To find the minimum value for energy (with respect to \(k\)), we calculate the first derivative and set it to zero:\

\[E = \frac{3\hbar^2k}{2m_e} - \frac{e^2\sqrt{k}}{\sqrt{2}\pi^{3/2}\epsilon_0}\]
\[\Rightarrow \frac{\partial E}{\partial k} = \frac{3\hbar^2}{2m_e} - \frac{e^2}{2\sqrt{2}\pi^{3/2}\epsilon_0\sqrt{k}} = 0\]
\[\Rightarrow k=\left(\frac{m_ee^2}{3\sqrt{2}\pi^{3/2}\epsilon_0\hbar^2} \right)^2 = \frac{m_e^2e^4}{18\pi^3\epsilon_0^2\hbar^4}\]

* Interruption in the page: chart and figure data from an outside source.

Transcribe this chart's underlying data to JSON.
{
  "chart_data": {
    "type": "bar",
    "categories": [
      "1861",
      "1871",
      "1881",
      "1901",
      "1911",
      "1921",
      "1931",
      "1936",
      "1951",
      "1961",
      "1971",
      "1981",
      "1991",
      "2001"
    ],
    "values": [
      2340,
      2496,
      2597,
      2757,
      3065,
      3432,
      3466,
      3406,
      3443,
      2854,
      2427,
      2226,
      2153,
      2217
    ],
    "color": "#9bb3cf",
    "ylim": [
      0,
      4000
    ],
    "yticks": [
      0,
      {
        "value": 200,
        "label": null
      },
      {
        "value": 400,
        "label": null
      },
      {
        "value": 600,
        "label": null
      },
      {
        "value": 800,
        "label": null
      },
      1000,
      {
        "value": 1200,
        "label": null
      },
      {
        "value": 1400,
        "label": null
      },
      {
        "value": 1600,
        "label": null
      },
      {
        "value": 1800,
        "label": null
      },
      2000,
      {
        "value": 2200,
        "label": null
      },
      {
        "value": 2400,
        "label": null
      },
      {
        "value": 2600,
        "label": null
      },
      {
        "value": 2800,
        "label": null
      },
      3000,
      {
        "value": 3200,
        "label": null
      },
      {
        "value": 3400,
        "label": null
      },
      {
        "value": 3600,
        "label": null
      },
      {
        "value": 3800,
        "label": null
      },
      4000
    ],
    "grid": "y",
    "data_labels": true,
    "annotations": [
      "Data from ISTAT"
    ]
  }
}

The total energy at this point is:

\[E = \frac{3\hbar^2}{2m_e}\times\frac{m_e^2e^4}{18\pi^3\epsilon_0^2 \hbar^4} - \frac{e^2}{\sqrt{2}\pi^{3/2}\epsilon_0}\times \frac{m_ee^2}{3\sqrt{2}\pi^{3/2}\epsilon_0\hbar^2} = \frac{m_ee^4}{12\pi^3\epsilon_0^2\hbar^2} - \frac{2m_ee^4} {12\pi^3\epsilon^2_0\hbar^2}\]
\[ = -\frac{m_ee^4}{12\pi^3\epsilon_0^2\hbar^2} = -\frac{8}{3\pi}hcR \approx -0.85hcR\]

c) The function in a) gives lower energy and therefore that trial function is better.